Psychic Toolbox update: It arrived a couple of weeks ago from Lulu. Doesn't look too bad. Cover OK. Matches the first book. Have a feeling that all these covers will be reworked at some point in the future, preferably by someone else! Now for the next stage of re-reading and re-editing. Won't be as bad as the first, Psychic Virgin, though. It is shorter, and less complicated. Writing about one's life in a funny way so one's reader is not bored out of their skull, well, it was a supremely difficult task.
And I have been putting off further publishing work with PV, and let it dawdle away at Lulu and Amazon, not doing much at the moment but then I knew it would take a time to get going. My stumbling block has been getting to grips with the ebook formula. Lulu will convert the text to ebook format, but you have to pay if you want it go out on a wide range of readers. Anyway, I have got it out on Lulu's pdf reading service, which is free, and I think it can be read on Sony readers now, as well as on PC's.

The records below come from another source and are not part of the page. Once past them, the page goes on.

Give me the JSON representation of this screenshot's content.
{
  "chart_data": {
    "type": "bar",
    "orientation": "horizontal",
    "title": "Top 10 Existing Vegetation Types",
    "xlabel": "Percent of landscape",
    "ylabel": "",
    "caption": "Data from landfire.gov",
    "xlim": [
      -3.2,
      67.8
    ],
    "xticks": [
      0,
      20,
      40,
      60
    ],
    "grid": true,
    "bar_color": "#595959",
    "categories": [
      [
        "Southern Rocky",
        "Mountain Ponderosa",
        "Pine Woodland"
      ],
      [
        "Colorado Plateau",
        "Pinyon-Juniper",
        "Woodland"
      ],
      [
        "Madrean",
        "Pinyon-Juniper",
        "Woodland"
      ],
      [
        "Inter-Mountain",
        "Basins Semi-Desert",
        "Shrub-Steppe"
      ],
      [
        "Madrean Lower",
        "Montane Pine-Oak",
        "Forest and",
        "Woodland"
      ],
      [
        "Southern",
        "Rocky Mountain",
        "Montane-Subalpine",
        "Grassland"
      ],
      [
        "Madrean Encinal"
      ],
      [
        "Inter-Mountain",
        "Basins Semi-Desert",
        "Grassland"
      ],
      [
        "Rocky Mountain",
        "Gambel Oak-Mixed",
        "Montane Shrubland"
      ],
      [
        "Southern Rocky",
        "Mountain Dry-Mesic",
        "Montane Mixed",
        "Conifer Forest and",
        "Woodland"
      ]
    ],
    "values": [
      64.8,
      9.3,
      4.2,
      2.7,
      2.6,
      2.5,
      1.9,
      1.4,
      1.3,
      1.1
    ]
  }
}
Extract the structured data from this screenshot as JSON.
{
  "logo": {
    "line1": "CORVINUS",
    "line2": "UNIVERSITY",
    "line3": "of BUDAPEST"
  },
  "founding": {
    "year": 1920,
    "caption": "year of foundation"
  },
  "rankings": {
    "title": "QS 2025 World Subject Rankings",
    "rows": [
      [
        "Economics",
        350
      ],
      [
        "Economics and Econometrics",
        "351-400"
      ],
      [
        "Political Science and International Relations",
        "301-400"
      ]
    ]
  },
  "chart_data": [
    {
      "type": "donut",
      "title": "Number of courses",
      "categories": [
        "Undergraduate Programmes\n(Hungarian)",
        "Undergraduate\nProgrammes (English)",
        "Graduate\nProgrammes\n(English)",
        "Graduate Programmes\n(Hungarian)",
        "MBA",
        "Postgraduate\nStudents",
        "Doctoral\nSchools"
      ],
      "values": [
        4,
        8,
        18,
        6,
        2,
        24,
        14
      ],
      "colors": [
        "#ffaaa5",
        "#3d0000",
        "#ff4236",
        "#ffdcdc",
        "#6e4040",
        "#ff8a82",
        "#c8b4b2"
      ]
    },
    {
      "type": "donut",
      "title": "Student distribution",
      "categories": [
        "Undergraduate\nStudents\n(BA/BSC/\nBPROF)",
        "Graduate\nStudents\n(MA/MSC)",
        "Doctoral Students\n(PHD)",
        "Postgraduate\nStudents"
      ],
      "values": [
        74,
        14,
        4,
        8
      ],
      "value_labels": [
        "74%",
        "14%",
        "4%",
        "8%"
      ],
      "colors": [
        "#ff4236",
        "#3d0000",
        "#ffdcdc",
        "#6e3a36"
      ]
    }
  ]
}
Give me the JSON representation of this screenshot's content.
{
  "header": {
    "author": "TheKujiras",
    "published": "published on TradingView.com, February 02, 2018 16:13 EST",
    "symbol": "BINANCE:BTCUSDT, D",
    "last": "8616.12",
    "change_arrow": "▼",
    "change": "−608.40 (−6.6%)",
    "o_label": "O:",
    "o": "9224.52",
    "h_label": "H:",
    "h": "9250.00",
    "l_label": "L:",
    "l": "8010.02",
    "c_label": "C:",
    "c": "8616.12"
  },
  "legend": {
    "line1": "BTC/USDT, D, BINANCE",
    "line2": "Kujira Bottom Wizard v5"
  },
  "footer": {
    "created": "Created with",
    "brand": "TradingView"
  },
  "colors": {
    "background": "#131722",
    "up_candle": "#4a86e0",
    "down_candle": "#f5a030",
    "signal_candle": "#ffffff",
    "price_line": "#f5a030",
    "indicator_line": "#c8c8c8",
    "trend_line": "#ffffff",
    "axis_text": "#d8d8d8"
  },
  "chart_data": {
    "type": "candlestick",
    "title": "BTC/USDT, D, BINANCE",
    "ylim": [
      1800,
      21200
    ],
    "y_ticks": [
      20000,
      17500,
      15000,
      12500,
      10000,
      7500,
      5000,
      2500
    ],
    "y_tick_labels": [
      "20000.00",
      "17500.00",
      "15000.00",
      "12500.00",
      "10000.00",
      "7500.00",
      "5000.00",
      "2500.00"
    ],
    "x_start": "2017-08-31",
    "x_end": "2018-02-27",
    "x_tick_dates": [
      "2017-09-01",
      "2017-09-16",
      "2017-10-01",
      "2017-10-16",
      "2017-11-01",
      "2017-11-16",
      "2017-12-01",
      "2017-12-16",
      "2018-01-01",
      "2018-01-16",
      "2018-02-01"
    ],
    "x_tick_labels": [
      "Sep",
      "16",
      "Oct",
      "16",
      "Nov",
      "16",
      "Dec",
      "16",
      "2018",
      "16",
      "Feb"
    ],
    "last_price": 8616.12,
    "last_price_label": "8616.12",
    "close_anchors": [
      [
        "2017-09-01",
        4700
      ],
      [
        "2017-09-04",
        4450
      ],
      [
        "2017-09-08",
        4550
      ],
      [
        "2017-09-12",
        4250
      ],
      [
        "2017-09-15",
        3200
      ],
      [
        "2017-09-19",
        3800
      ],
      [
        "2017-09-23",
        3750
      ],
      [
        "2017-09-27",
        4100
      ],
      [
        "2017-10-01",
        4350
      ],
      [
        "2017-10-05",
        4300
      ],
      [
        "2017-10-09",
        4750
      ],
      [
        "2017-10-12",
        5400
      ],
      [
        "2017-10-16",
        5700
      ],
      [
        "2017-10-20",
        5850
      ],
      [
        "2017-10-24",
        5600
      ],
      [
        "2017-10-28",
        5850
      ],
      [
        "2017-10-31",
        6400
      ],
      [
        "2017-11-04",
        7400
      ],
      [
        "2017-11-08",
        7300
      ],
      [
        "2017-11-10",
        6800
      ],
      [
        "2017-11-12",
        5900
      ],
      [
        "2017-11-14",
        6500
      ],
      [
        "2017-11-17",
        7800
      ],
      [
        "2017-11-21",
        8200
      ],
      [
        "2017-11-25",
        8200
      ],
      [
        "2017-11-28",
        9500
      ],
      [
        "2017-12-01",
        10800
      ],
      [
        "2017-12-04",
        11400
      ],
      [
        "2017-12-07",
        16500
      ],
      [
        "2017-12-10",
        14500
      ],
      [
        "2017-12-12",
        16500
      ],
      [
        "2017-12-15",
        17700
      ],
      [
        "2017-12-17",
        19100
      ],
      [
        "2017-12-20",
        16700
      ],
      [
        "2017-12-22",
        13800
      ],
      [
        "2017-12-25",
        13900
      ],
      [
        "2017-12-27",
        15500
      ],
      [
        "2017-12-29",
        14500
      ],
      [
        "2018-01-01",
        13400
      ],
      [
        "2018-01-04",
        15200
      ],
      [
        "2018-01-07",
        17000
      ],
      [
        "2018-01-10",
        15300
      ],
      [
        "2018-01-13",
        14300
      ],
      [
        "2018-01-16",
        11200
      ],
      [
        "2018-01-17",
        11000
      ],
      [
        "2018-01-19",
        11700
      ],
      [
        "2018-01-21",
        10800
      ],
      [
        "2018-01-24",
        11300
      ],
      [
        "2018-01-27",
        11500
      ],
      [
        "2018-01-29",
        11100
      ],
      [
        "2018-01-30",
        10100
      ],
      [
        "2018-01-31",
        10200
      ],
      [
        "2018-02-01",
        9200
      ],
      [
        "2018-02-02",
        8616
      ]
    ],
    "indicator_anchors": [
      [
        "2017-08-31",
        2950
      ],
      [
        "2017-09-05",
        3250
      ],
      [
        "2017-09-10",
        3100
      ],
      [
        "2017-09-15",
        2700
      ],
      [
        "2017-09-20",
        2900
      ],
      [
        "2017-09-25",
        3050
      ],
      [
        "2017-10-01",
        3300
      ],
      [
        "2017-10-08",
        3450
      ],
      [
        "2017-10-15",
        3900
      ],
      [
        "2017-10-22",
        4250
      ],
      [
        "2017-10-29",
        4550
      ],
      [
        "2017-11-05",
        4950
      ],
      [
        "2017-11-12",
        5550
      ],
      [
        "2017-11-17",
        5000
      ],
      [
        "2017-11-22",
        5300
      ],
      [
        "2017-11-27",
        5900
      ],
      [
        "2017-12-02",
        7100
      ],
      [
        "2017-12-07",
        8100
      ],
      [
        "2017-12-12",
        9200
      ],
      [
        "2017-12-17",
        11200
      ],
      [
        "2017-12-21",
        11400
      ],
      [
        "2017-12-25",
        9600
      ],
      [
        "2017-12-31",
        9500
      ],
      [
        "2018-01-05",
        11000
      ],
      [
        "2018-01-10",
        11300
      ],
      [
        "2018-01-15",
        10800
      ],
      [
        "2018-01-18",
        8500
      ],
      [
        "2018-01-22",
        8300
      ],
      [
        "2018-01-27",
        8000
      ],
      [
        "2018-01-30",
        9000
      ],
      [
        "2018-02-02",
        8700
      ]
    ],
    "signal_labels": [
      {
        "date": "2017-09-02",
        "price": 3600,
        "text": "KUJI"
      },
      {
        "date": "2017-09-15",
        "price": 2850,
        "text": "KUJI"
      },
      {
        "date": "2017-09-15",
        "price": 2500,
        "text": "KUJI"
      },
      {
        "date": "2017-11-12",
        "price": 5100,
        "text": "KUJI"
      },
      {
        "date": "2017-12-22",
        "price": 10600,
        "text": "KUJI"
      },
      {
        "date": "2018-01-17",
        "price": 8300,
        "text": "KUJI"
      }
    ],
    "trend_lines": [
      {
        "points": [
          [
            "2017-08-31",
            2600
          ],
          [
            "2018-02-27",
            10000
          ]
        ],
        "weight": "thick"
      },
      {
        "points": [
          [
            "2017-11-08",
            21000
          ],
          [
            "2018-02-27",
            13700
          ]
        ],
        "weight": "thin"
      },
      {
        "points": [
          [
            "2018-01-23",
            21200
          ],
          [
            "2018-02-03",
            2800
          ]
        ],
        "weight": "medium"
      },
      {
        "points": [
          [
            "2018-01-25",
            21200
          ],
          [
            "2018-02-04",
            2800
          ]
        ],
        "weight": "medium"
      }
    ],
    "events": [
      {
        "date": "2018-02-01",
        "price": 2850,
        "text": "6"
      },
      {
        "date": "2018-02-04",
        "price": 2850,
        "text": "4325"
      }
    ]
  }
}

And then I found a website called 'Smashwords', which gave a very helpful description of what I needed to do to get the text of PV into the right format for conversion to the various ebook formats. Now all I have to do is undo ALL the formatting I did for the book form of PV.
Flip me, but that was the biggest of stumbling blocks for me: how to format a book. Which means getting headers running through the book which are in the right sequence, as well as the page numbers. Then there is the Table of Contents to do. And the long task of making sure the script looks right on each page. Using page breaks in the right place. And trying to be very tidy with the general look of the book.
All that goes out of the window with ebook formatting. I have had to delete all that previous book formatting from the script and start over again. Apparently the text has to float according to the type of reader which is being used to view the book, so there can't be any line breaks, no faddly fonts, nothing fancy, just plain text written in Word. And I can't make the individual pages look tidy by sculpting the text into an attractive shape, which is something which took ages to do when working on the book format.
Funnily enough, it took quite a load off me, not having to give the page a 'good look'. I felt like I was handing that responsibility over to my reader, who can then play around with the look of the book themself. Apparently the font and the line spacing can be changed on a reader.
So, I have spent a couple of days reformatting PV into the format required at Smashbooks, who then convert it to formats suitable for a wide range of readers. And it is a free service, like Lulu, and they take commission if you sell your ebook through them. I really like this site, it is easy to follow, and the instuctions clearly given. To be recommended.
A bit of a shock with PV. On reformatting it for Smashbooks, I realised that the edition I OK'd with Lulu for distribution was not the actual edition I had worked on last. I had changed the first chapter's first page. But I had shipped out to Lulu a previous edit. Ooops! For a moment I felt a chill run up and down my spine! But on reading that original front page, then re-reading my newer edit, I realised that the original was the better one to go with. So, not to worry. But I think some re-edited typos might have gone through as well. Good job I make an apology for this in the preface pages: I say that I am a cottage industry type of book because I have done all the work on it myself, and that I apologise for any errors which might have escaped the net.
I hope, in the future, to have someone read the books for such errors, but I can't afford the services of such a person at the moment, so I have to manage as best I can. The same as I can't afford a graphic artist for the coverwork, but hopefully in the future that will change. I don't mind doing the editing and graphic work, but it burns up time.
Have nearly finished the formatting for Smashwords, and will upload in a day or so. Meanwhile, on to re-editing PT, and am also writing a 20,000 word ebook, possibly to also go to a book if it is not too small for Lulu to publish as such.
Well, that's all for now. I would have liked to have given more info about ebook formatting versus book formatting, but time ran out on me. I hope you are continuing to be inspired with your own writing, and that you don't give up despite the many setbacks that one can suffer whilst trying to stay on the writing pathway.